This article originally appeared in the National Post.
By Nigel Rawson and John Adams, July 18, 2025
The Trudeau government introduced the Canadian Dental Care Plan (CDCP) for Canadians without dental insurance and the framework for a national pharmacare plan to help Canadians pay for prescription medicine. Prime Minister Mark Carney has stated that his government will retain both programs, but are they what Canadians want or need?
Dental associations have expressed concern about the CDCP’s administrative burden and sustainability. The plan covers some services for families with an annual net income under $70,000. Families earning between $70,000 and $90,000 pay 40 to 60 per cent of treatment costs.

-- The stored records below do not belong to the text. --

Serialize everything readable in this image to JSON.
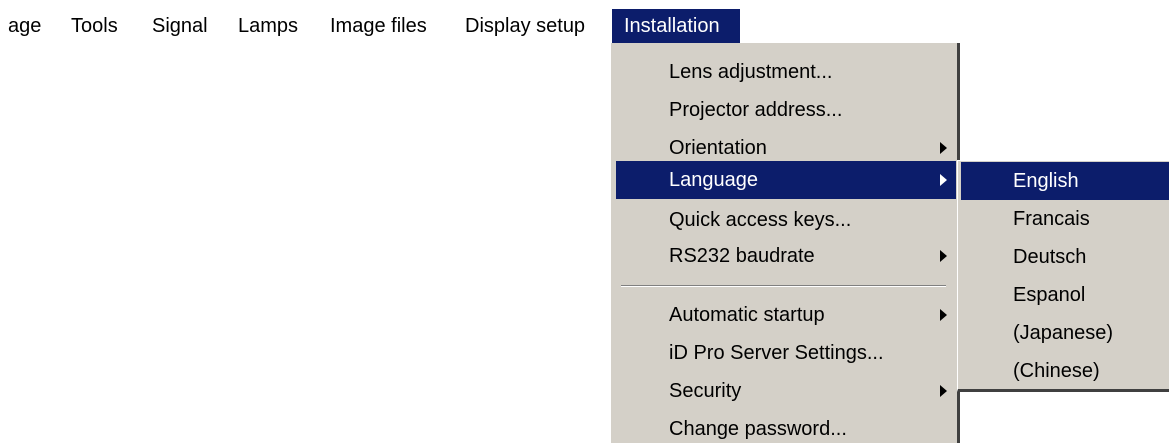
{
  "colors": {
    "menu_background": "#d4d0c8",
    "highlight": "#0c1d6b",
    "highlight_text": "#ffffff",
    "page_background": "#ffffff"
  },
  "menubar": {
    "items": [
      {
        "label": "age"
      },
      {
        "label": "Tools"
      },
      {
        "label": "Signal"
      },
      {
        "label": "Lamps"
      },
      {
        "label": "Image files"
      },
      {
        "label": "Display setup"
      },
      {
        "label": "Installation",
        "active": true
      }
    ]
  },
  "installation_menu": {
    "items": [
      {
        "label": "Lens adjustment..."
      },
      {
        "label": "Projector address..."
      },
      {
        "label": "Orientation",
        "submenu_icon": "chevron-right-icon"
      },
      {
        "label": "Language",
        "submenu_icon": "chevron-right-icon",
        "highlighted": true
      },
      {
        "label": "Quick access keys..."
      },
      {
        "label": "RS232 baudrate",
        "submenu_icon": "chevron-right-icon"
      },
      {
        "label": "Automatic startup",
        "submenu_icon": "chevron-right-icon"
      },
      {
        "label": "iD Pro Server Settings..."
      },
      {
        "label": "Security",
        "submenu_icon": "chevron-right-icon"
      },
      {
        "label": "Change password..."
      }
    ]
  },
  "language_submenu": {
    "items": [
      {
        "label": "English",
        "highlighted": true
      },
      {
        "label": "Francais"
      },
      {
        "label": "Deutsch"
      },
      {
        "label": "Espanol"
      },
      {
        "label": "(Japanese)"
      },
      {
        "label": "(Chinese)"
      }
    ]
  }
}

However, only fees for a designated list of services are covered based on a federal schedule that often pays less than dentists charge in some provinces, requiring patients to pay the balance. Many Canadians are unaware of these limitations.
Dentists also say the CDCP’s current structure is unsustainable. Ottawa allocated $13 billion to cover around nine-million Canadians over five years, or less than $290 for each eligible Canadian per year.
But the health minister reportedly said that patients saved an average of $850 through the program, implying a cost of $38 billion over five years. And millions more Canadians could become eligible because employers are starting to see the CDCP as an opportunity to save money by cancelling employees’ private dental coverage.
Two points are clear. First, instead of Ottawa saying the CDCP is a subsidy, many Canadians have been led to believe it offers full and free coverage. Second, it would appear as though the CDCP is under-funded by the federal government.
Likewise, the Pharmacare Act came into law in October 2024 after years of opinion polls repeatedly demonstrating support among Canadians for a national plan to provide coverage for those with no prescription drug insurance and to reduce or eliminate the differences between provincial drug plans.
Starting small, the federal government is providing $1.5 billion over five years to cover contraceptives and diabetes medications. Yet the Parliamentary Budget Officer estimates that this initial phase will increase federal spending by $1.9 billion over five years, and that assumes that private and provincial plans maintain their coverage levels. Clearly, the government is also under-funding national pharmacare.
The Advisory Council on the Implementation of National Pharmacare recommended that national pharmacare be based on the same principles as medicare: universality, comprehensiveness, accessibility, portability and public administration.
These principles should mean that any Canadian who requires a medicine is able to access it when they need it without being restricted by unnecessary rules and regulations, inhibited by cost or rationed according to where they live.
However, diabetes medication coverage is limited to predominantly older, inexpensive drugs. Newer drugs, such tirzepatide (which directly treats Type 2 diabetes) and finerenone (which addresses some of its most serious side effects) are excluded — despite having been shown to reduce the risk of heart attacks, strokes and end-stage kidney disease in diabetics.
Furthermore, only British Columbia, Manitoba, Prince Edward Island and the Yukon have so far signed the necessary bilateral agreements with Ottawa for national pharmacare. Alberta and Quebec have indicated that they have no interest in the program, although both want their share of the money dangled by the federal government.
When national pharmacare coverage is only available in some jurisdictions and restricted to older, inexpensive drugs, patients living in provinces that refuse to join the program will have better access to medications than those in jurisdictions that have signed on. This will not only perpetuate current differences between provincial drug plans, it will exacerbate them.
The situation could become even worse if more drug types are eventually included in national pharmacare and employers see the expansion as a chance to save money by cancelling employees’ private drug insurance coverage.
As presently implemented, dental care and pharmacare satisfy few Canadians’ expectations or needs. Ottawa should be transparent with Canadians about its objectives for the CDCP and national pharmacare.
Instead of funding a national pharmacare program that fails to fill the gaps, a better way forward would be for Ottawa to transfer that money to provincial governments. The provinces should then use those funds to level up their coverage to that of the best available provincial plan in the country, and exempt lower-income Canadians from co-payments.
Nigel Rawson is a senior fellow at the Macdonald-Laurier Institute.
John Adams is co-founder and CEO of Canadian PKU and Allied Disorders Inc., and a senior fellow at the Macdonald-Laurier Institute.